There's no way to sugarcoat this one. Duke had a lot to play for Saturday night in Chapel Hill and they just weren't good enough. Too many missed 3s, too many UNC rebounds, too many easy baskets by the boys in light blue. The result was an 81-67 UNC victory that gives the resurgent Tar Heels the ACC's regular-season title and sends Duke into Greensboro with some questions that need to be answered very quickly.
Duke got off to a sluggish start, going almost four minutes before getting their first field goal, and that was a put-back by Miles Plumlee, in because brother Mason picked up two fouls in less than three minutes, while Ryan Kelly missed three wide-open 3-pointers in Duke's first four possessions
Seth Curry had one of his best games in the first Duke-UNC game and he showed it wasn't a fluke. He hit a couple of 3s, tying the game at 10 and it was game on.

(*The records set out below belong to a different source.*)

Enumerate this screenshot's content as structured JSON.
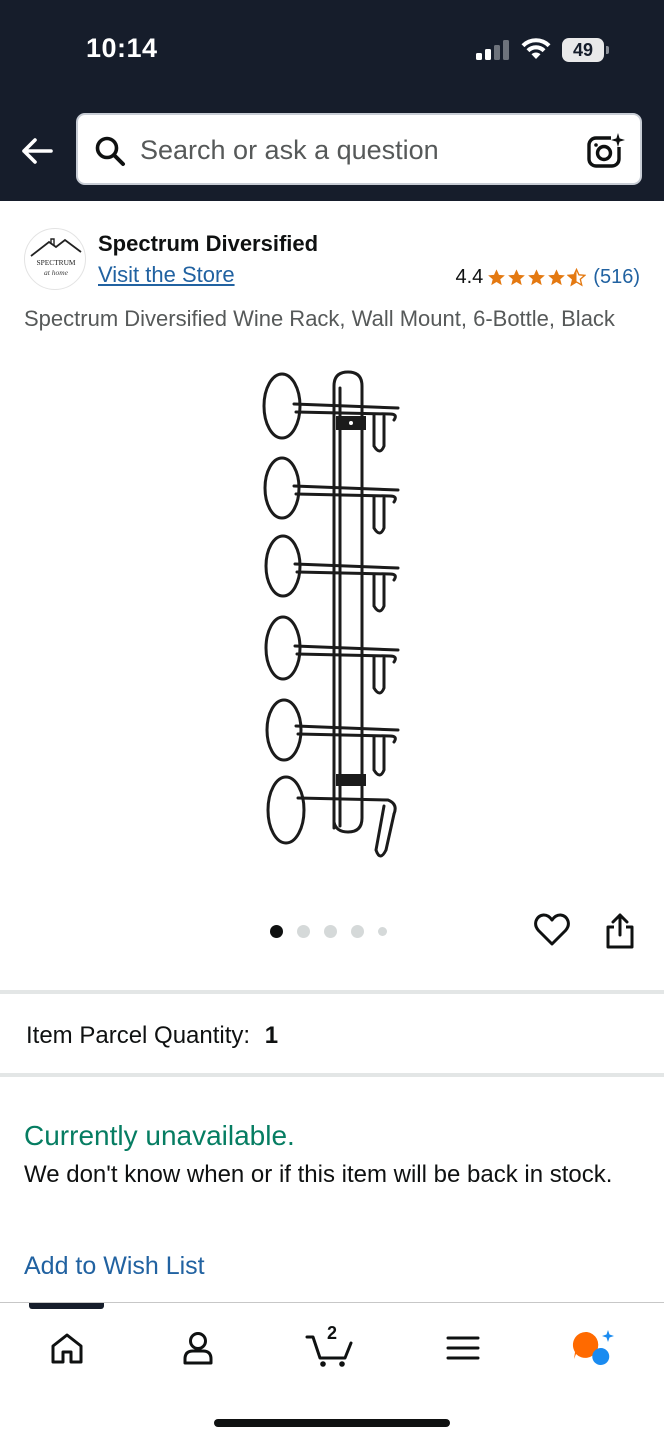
{
  "status_bar": {
    "time": "10:14",
    "battery": "49"
  },
  "header": {
    "search_placeholder": "Search or ask a question"
  },
  "brand": {
    "name": "Spectrum Diversified",
    "visit_store": "Visit the Store",
    "logo_text_top": "SPECTRUM",
    "logo_text_bottom": "at home"
  },
  "rating": {
    "value": "4.4",
    "stars": 4.4,
    "count": "(516)",
    "star_color": "#e47911"
  },
  "product": {
    "title": "Spectrum Diversified Wine Rack, Wall Mount, 6-Bottle, Black"
  },
  "carousel": {
    "total_images": 5,
    "active_index": 0
  },
  "parcel": {
    "label": "Item Parcel Quantity:",
    "value": "1"
  },
  "availability": {
    "status": "Currently unavailable.",
    "status_color": "#067d62",
    "note": "We don't know when or if this item will be back in stock.",
    "wishlist": "Add to Wish List"
  },
  "bottom_nav": {
    "items": [
      "home-icon",
      "account-icon",
      "cart-icon",
      "menu-icon",
      "rufus-icon"
    ],
    "cart_count": "2",
    "active": "home-icon"
  },
  "colors": {
    "header_bg": "#161d2b",
    "link": "#2162a1",
    "accent_orange": "#ff6a00",
    "accent_blue": "#1a8bf0"
  }
}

For awhile. Duke actually led a couple of times, with Curry and Nolan Smith sharing the load, along with a revitalized Miles Plumlee. But the Tar Heels just dominated the second quarter of the game, seemingly matching every missed Duke 3 with a UNC lay-up. A 14-2 UNC run gave them their first double-digit lead, at 34-23.

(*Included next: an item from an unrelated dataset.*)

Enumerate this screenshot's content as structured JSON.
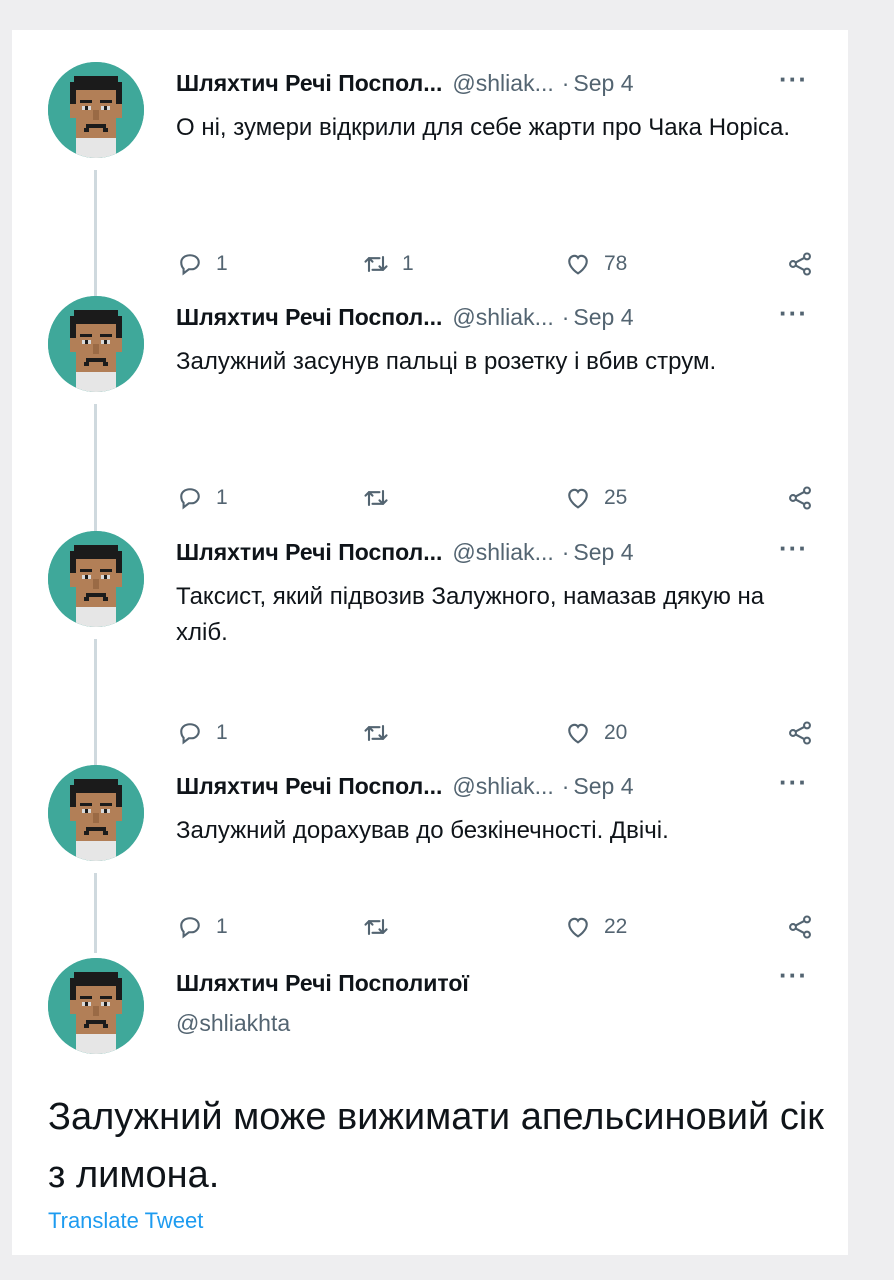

Fittingly, five different Tar Heels scored at least two points in that run. Duke's two top scorers put up 50 points, UNC's top two scorers tallied 33.
One doesn't have to be a rocket scientist to figure out the problem. Kyle Singler and Ryan Kelly combined for 4-for-21 shooting, missing all 11 shots from beyond the arc. Mason Plumlee went scoreless in 18 foul-plagued moments, although he did grab nine rebounds. Neither Andre Dawkins nor Tyler Thornton scratched.

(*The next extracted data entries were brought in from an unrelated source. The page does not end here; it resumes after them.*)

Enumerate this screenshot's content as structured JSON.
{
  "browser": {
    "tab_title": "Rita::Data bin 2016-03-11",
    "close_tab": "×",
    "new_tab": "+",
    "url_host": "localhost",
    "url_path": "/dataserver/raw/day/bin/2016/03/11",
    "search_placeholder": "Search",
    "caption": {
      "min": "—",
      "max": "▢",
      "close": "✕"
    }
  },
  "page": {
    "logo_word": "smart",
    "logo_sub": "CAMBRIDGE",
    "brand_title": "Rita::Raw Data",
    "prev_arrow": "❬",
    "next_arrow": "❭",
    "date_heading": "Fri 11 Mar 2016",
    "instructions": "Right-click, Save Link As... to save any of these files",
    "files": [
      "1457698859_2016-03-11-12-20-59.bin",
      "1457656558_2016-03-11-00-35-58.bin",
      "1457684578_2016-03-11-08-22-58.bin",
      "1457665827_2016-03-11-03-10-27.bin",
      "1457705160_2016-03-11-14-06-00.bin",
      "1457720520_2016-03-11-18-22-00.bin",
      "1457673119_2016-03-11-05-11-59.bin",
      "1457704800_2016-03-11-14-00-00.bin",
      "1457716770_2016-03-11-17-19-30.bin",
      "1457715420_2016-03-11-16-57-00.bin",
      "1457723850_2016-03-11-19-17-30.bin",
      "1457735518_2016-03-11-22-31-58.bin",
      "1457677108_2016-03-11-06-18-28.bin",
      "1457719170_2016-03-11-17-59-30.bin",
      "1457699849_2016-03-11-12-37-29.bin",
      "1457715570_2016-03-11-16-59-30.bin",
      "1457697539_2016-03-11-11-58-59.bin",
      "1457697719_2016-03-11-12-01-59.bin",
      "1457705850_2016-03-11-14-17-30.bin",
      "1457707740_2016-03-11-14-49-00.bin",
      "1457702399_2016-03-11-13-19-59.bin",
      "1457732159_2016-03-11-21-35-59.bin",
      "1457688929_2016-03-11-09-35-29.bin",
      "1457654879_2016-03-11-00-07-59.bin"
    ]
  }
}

You can get by with this sort of thing if the rest of your game is at a high level. But that wasn't the case Saturday night. Duke did some things well. Foul shooting was excellent at 77 percent and Duke turned it over only nine times. But Duke was outrebounded 40-32 and their defense just wasn't very good for sizeable portions of the game.
Carolina won the game largely on two runs. The first came beginning with around the mid-point of the first half. Duke was up 21-20 and scored 18 points in the last 10 or so minutes before intermission. Not great but not bad.
But Carolina put up 31 in that period and did it with the help of only two 3-pointers. The rest was a lay-up drill. Not to put too fine a point on it but Mike Krzyzewski and Duke didn't build their program by allowing teams to score 31 points in 10 minutes.
Duke came out of the second half looking like a team with something to prove. Smith hit a lay-up, Curry knocked down another 3, Singler scored and suddenly it was 51-46 and the game seemed quite winnable. But a lay-up, two foul shots, a dunk and a Harrison Barnes 3 and the lead was back at 60-48.
The Blue Devils fought the rest of the way but just never could get anything going. When they scored, the couldn't get stops, when they got stops they couldn't score. It's called trading baskets and it's not the way to sustain a rally.
What happens next? Mike Krzyzewski and his staff are pretty good at figuring out how to fix things and I'm sure he doesn't need my suggestions. But in the continued absence of a certain freshman point guard, Duke just doesn't have the wiggle room to play the kind of defense Duke played for much of their ill-fated trip to Chapel Hill and still beat good teams.
So, it starts there. Duke may have a defensive boot-camp for a few days.
Shooting better than 35 percent would be nice. Can Duke figure out a way to get better shots for Kyle Singler, get more scorers involved, keep Mason Plumlee in the game and generate points from inside the arc?
But most of all, can Duke play Duke defense?
I suspect Duke will be hungry and focused next week. But I thought the same thing about Saturday's game. So, we shall see.
Notes.
ACC and NCAA Tournament statistics count, so the final tabulations won't come until the last whistle has sounded. But Kendall Marshall's 11 assists against Duke likely end Nolan Smith's chances of becoming the first player to lead the ACC in scoring and assists. But Smith's 30-point effort did nothing to harm his national player-of-the-year credentials.